Model Transparency
Our prediction model is fully open about its methodology and accuracy. No black boxes.
How It Works
Every UFC fight since 1994, scraped from UFCStats.com. Fighter stats computed as point-in-time snapshots to prevent data leakage.
LightGBM + CatBoost ensemble (65/35 blend), tuned with Optuna (50 trials each). Trained on pre-2022 data, validated on 2022, tested on 2023.
45 features including Elo ratings, rolling fight stats, defensive metrics, style matchups, and market odds when available.
Confidence Scaling
The model's confidence labels reflect real accuracy. When we say “Strong”, we mean it.
Calibration
When the model says 70%, does that fighter actually win ~70% of the time? Closer to the diagonal = better calibrated.
| Predicted Range | Mean Predicted | Actual Win Rate | Fights | Difference |
|---|---|---|---|---|
| 10-20% | 17.7% | 23.7% | 38 | +6.0pp |
| 20-30% | 25.6% | 25.7% | 171 | +0.1pp |
| 30-40% | 35.1% | 32.2% | 239 | 2.9pp |
| 40-50% | 44.8% | 48.3% | 331 | +3.5pp |
| 50-60% | 54.8% | 57.6% | 304 | +2.7pp |
| 60-70% | 64.9% | 64.1% | 265 | 0.8pp |
| 70-80% | 74.5% | 75.0% | 152 | +0.5pp |
| 80-90% | 84.7% | 93.8% | 96 | +9.1pp |
| 90-100% | 91.0% | 88.9% | 9 | 2.1pp |
Performance by Weight Class
What Drives Predictions
Top features ranked by SHAP importance (mean absolute impact on predictions).
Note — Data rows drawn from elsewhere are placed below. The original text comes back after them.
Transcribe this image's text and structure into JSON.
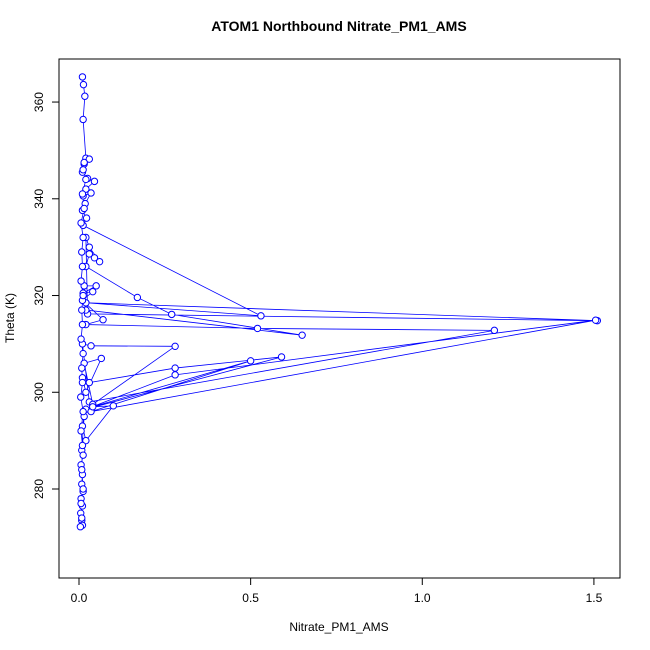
{
  "chart_data": {
    "type": "line",
    "title": "ATOM1 Northbound Nitrate_PM1_AMS",
    "x_label": "Nitrate_PM1_AMS",
    "y_label": "Theta (K)",
    "color": "#0000ff",
    "x": [
      0.01,
      0.013,
      0.017,
      0.012,
      0.02,
      0.03,
      0.015,
      0.01,
      0.025,
      0.045,
      0.02,
      0.012,
      0.035,
      0.018,
      0.01,
      0.022,
      0.012,
      0.53,
      0.02,
      1.51,
      0.025,
      0.02,
      0.03,
      0.06,
      0.045,
      0.03,
      0.02,
      0.17,
      0.27,
      0.65,
      0.02,
      0.015,
      0.05,
      0.012,
      0.04,
      0.01,
      0.07,
      0.02,
      0.52,
      1.21,
      0.03,
      0.01,
      0.035,
      0.28,
      0.04,
      0.015,
      0.065,
      0.02,
      0.01,
      0.03,
      0.28,
      0.59,
      0.02,
      0.28,
      1.505,
      0.035,
      0.5,
      0.04,
      0.1,
      0.02,
      0.01,
      0.015,
      0.008,
      0.012,
      0.006,
      0.01,
      0.008,
      0.012,
      0.006,
      0.01,
      0.005,
      0.008,
      0.01,
      0.004,
      0.008,
      0.006,
      0.012,
      0.008,
      0.01,
      0.006,
      0.012,
      0.005,
      0.01,
      0.008,
      0.012,
      0.006,
      0.01,
      0.008,
      0.012,
      0.006,
      0.01,
      0.008,
      0.012,
      0.006,
      0.015,
      0.01,
      0.02,
      0.012,
      0.015
    ],
    "values": [
      365.2,
      363.6,
      361.2,
      356.4,
      348.4,
      348.2,
      347.2,
      345.5,
      344.2,
      343.6,
      342.0,
      340.6,
      341.2,
      339.0,
      337.6,
      336.0,
      334.5,
      315.8,
      318.5,
      314.8,
      316.2,
      332.0,
      330.0,
      327.0,
      327.8,
      328.6,
      326.0,
      319.6,
      316.1,
      311.8,
      317.0,
      322.0,
      322.0,
      320.5,
      320.8,
      319.0,
      315.0,
      314.0,
      313.2,
      312.8,
      298.0,
      310.0,
      309.6,
      309.5,
      297.5,
      306.0,
      307.0,
      300.0,
      303.0,
      302.0,
      305.0,
      307.3,
      296.5,
      303.6,
      314.9,
      296.0,
      306.5,
      297.0,
      297.2,
      290.0,
      293.0,
      295.0,
      288.0,
      287.0,
      285.0,
      283.0,
      281.0,
      279.5,
      278.0,
      276.5,
      275.0,
      273.5,
      272.5,
      272.2,
      274.0,
      277.0,
      280.0,
      284.0,
      289.0,
      292.0,
      296.0,
      299.0,
      302.0,
      305.0,
      308.0,
      311.0,
      314.0,
      317.0,
      320.0,
      323.0,
      326.0,
      329.0,
      332.0,
      335.0,
      338.0,
      341.0,
      344.0,
      346.0,
      347.5
    ],
    "xlim": [
      -0.0583,
      1.576
    ],
    "ylim": [
      261.6,
      368.9
    ],
    "xticks": [
      {
        "value": 0,
        "label": "0.0"
      },
      {
        "value": 0.5,
        "label": "0.5"
      },
      {
        "value": 1,
        "label": "1.0"
      },
      {
        "value": 1.5,
        "label": "1.5"
      }
    ],
    "yticks": [
      280,
      300,
      320,
      340,
      360
    ]
  }
}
Honest Assessment: Model vs Market
On fights with betting odds (1,080 of 1,605 test fights), the closing line achieves 68.0% accuracy — and our model matches it at 68.1% on the same subset. Overall test accuracy is 65.2%.
Where our model adds value:
- Fights without odds data — we still predict at 59.0% accuracy
- Structural analysis: Elo, style matchups, and stat differentials give context the line doesn't
- Early line detection: spots value before lines sharpen
- High-confidence picks (>72% model probability) hit at 81.3%
Training Details
What Changed in v2
- Dropped team features — removed gym/team encodings that added noise without improving accuracy.
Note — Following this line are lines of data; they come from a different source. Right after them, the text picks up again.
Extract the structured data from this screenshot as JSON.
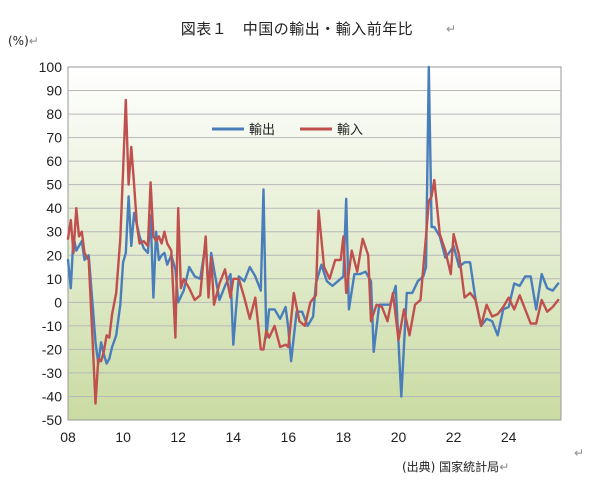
{
  "header": {
    "title": "図表１　中国の輸出・輸入前年比",
    "unit_label": "(%)",
    "source": "(出典) 国家統計局"
  },
  "chart_data": {
    "type": "line",
    "title": "図表１　中国の輸出・輸入前年比",
    "ylabel": "(%)",
    "ylim": [
      -50,
      100
    ],
    "xlim": [
      2008,
      2025.9
    ],
    "y_ticks": [
      100,
      90,
      80,
      70,
      60,
      50,
      40,
      30,
      20,
      10,
      0,
      -10,
      -20,
      -30,
      -40,
      -50
    ],
    "x_ticks": [
      {
        "value": 2008,
        "label": "08"
      },
      {
        "value": 2010,
        "label": "10"
      },
      {
        "value": 2012,
        "label": "12"
      },
      {
        "value": 2014,
        "label": "14"
      },
      {
        "value": 2016,
        "label": "16"
      },
      {
        "value": 2018,
        "label": "18"
      },
      {
        "value": 2020,
        "label": "20"
      },
      {
        "value": 2022,
        "label": "22"
      },
      {
        "value": 2024,
        "label": "24"
      }
    ],
    "grid": true,
    "legend_position": "top-center",
    "series": [
      {
        "name": "輸出",
        "color": "#4a7ebb",
        "x": [
          2008.0,
          2008.1,
          2008.2,
          2008.3,
          2008.5,
          2008.6,
          2008.75,
          2008.9,
          2009.0,
          2009.1,
          2009.2,
          2009.3,
          2009.4,
          2009.5,
          2009.6,
          2009.75,
          2009.9,
          2010.0,
          2010.1,
          2010.2,
          2010.3,
          2010.4,
          2010.5,
          2010.6,
          2010.75,
          2010.9,
          2011.0,
          2011.1,
          2011.2,
          2011.3,
          2011.4,
          2011.5,
          2011.6,
          2011.75,
          2011.9,
          2012.0,
          2012.2,
          2012.4,
          2012.6,
          2012.8,
          2013.0,
          2013.1,
          2013.2,
          2013.3,
          2013.5,
          2013.7,
          2013.9,
          2014.0,
          2014.1,
          2014.2,
          2014.4,
          2014.6,
          2014.8,
          2015.0,
          2015.1,
          2015.2,
          2015.3,
          2015.5,
          2015.7,
          2015.9,
          2016.0,
          2016.1,
          2016.3,
          2016.5,
          2016.7,
          2016.9,
          2017.0,
          2017.2,
          2017.4,
          2017.6,
          2017.8,
          2018.0,
          2018.1,
          2018.2,
          2018.4,
          2018.6,
          2018.8,
          2019.0,
          2019.1,
          2019.3,
          2019.5,
          2019.7,
          2019.9,
          2020.0,
          2020.1,
          2020.3,
          2020.5,
          2020.7,
          2020.9,
          2021.0,
          2021.1,
          2021.2,
          2021.3,
          2021.5,
          2021.7,
          2021.9,
          2022.0,
          2022.2,
          2022.4,
          2022.6,
          2022.8,
          2023.0,
          2023.2,
          2023.4,
          2023.6,
          2023.8,
          2024.0,
          2024.2,
          2024.4,
          2024.6,
          2024.8,
          2025.0,
          2025.2,
          2025.4,
          2025.6,
          2025.8
        ],
        "y": [
          18,
          6,
          28,
          22,
          26,
          18,
          20,
          -2,
          -17,
          -26,
          -17,
          -22,
          -26,
          -24,
          -19,
          -14,
          -1,
          17,
          21,
          45,
          24,
          38,
          33,
          28,
          23,
          21,
          37,
          2,
          30,
          18,
          20,
          21,
          16,
          20,
          14,
          0,
          5,
          15,
          11,
          10,
          25,
          5,
          21,
          14,
          1,
          7,
          12,
          -18,
          -3,
          11,
          9,
          15,
          11,
          5,
          48,
          -15,
          -3,
          -3,
          -7,
          -2,
          -11,
          -25,
          -4,
          -4,
          -10,
          -6,
          8,
          16,
          9,
          7,
          9,
          11,
          44,
          -3,
          12,
          12,
          13,
          9,
          -21,
          -1,
          -1,
          -1,
          7,
          -17,
          -40,
          4,
          4,
          9,
          11,
          15,
          100,
          32,
          32,
          28,
          19,
          22,
          24,
          15,
          17,
          17,
          1,
          -10,
          -7,
          -8,
          -14,
          -3,
          -2,
          8,
          7,
          11,
          11,
          -3,
          12,
          6,
          5,
          8
        ]
      },
      {
        "name": "輸入",
        "color": "#c0504d",
        "x": [
          2008.0,
          2008.1,
          2008.2,
          2008.3,
          2008.4,
          2008.5,
          2008.6,
          2008.75,
          2008.9,
          2009.0,
          2009.1,
          2009.2,
          2009.3,
          2009.4,
          2009.5,
          2009.6,
          2009.75,
          2009.9,
          2010.0,
          2010.1,
          2010.2,
          2010.3,
          2010.4,
          2010.5,
          2010.6,
          2010.75,
          2010.9,
          2011.0,
          2011.1,
          2011.2,
          2011.3,
          2011.4,
          2011.5,
          2011.6,
          2011.75,
          2011.9,
          2012.0,
          2012.1,
          2012.2,
          2012.4,
          2012.6,
          2012.8,
          2013.0,
          2013.1,
          2013.2,
          2013.3,
          2013.5,
          2013.7,
          2013.9,
          2014.0,
          2014.2,
          2014.4,
          2014.6,
          2014.8,
          2015.0,
          2015.1,
          2015.2,
          2015.3,
          2015.5,
          2015.7,
          2015.9,
          2016.0,
          2016.2,
          2016.4,
          2016.6,
          2016.8,
          2017.0,
          2017.1,
          2017.3,
          2017.5,
          2017.7,
          2017.9,
          2018.0,
          2018.1,
          2018.3,
          2018.5,
          2018.7,
          2018.9,
          2019.0,
          2019.2,
          2019.4,
          2019.6,
          2019.8,
          2020.0,
          2020.2,
          2020.4,
          2020.6,
          2020.8,
          2021.0,
          2021.1,
          2021.2,
          2021.3,
          2021.5,
          2021.7,
          2021.9,
          2022.0,
          2022.2,
          2022.4,
          2022.6,
          2022.8,
          2023.0,
          2023.2,
          2023.4,
          2023.6,
          2023.8,
          2024.0,
          2024.2,
          2024.4,
          2024.6,
          2024.8,
          2025.0,
          2025.2,
          2025.4,
          2025.6,
          2025.8
        ],
        "y": [
          27,
          35,
          21,
          40,
          28,
          30,
          21,
          18,
          -18,
          -43,
          -24,
          -25,
          -21,
          -14,
          -15,
          -5,
          4,
          27,
          56,
          86,
          50,
          66,
          50,
          33,
          25,
          26,
          24,
          51,
          28,
          26,
          28,
          25,
          30,
          25,
          22,
          -15,
          40,
          6,
          10,
          6,
          1,
          3,
          28,
          2,
          19,
          -1,
          8,
          14,
          2,
          10,
          10,
          2,
          -7,
          2,
          -20,
          -20,
          -12,
          -15,
          -10,
          -19,
          -18,
          -19,
          4,
          -8,
          -10,
          0,
          3,
          39,
          15,
          10,
          18,
          18,
          28,
          4,
          22,
          13,
          27,
          20,
          -8,
          -1,
          -2,
          -8,
          4,
          -16,
          -3,
          -14,
          -1,
          1,
          28,
          43,
          45,
          52,
          29,
          22,
          12,
          29,
          20,
          2,
          4,
          1,
          -10,
          -1,
          -6,
          -5,
          -2,
          2,
          -3,
          3,
          -3,
          -9,
          -9,
          1,
          -4,
          -2,
          1
        ]
      }
    ]
  }
}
- Added interaction features — offensive efficiency (strikes landed per absorbed) captures two-way matchup dynamics better than raw stat diffs.
- Adaptive Elo K-factor — Elo ratings now update faster for early-career fighters and slow down for veterans, improving rating responsiveness.
- Data-driven confidence thresholds — tier boundaries (toss-up / lean / confident / strong) are now set from observed accuracy curves instead of arbitrary cutoffs.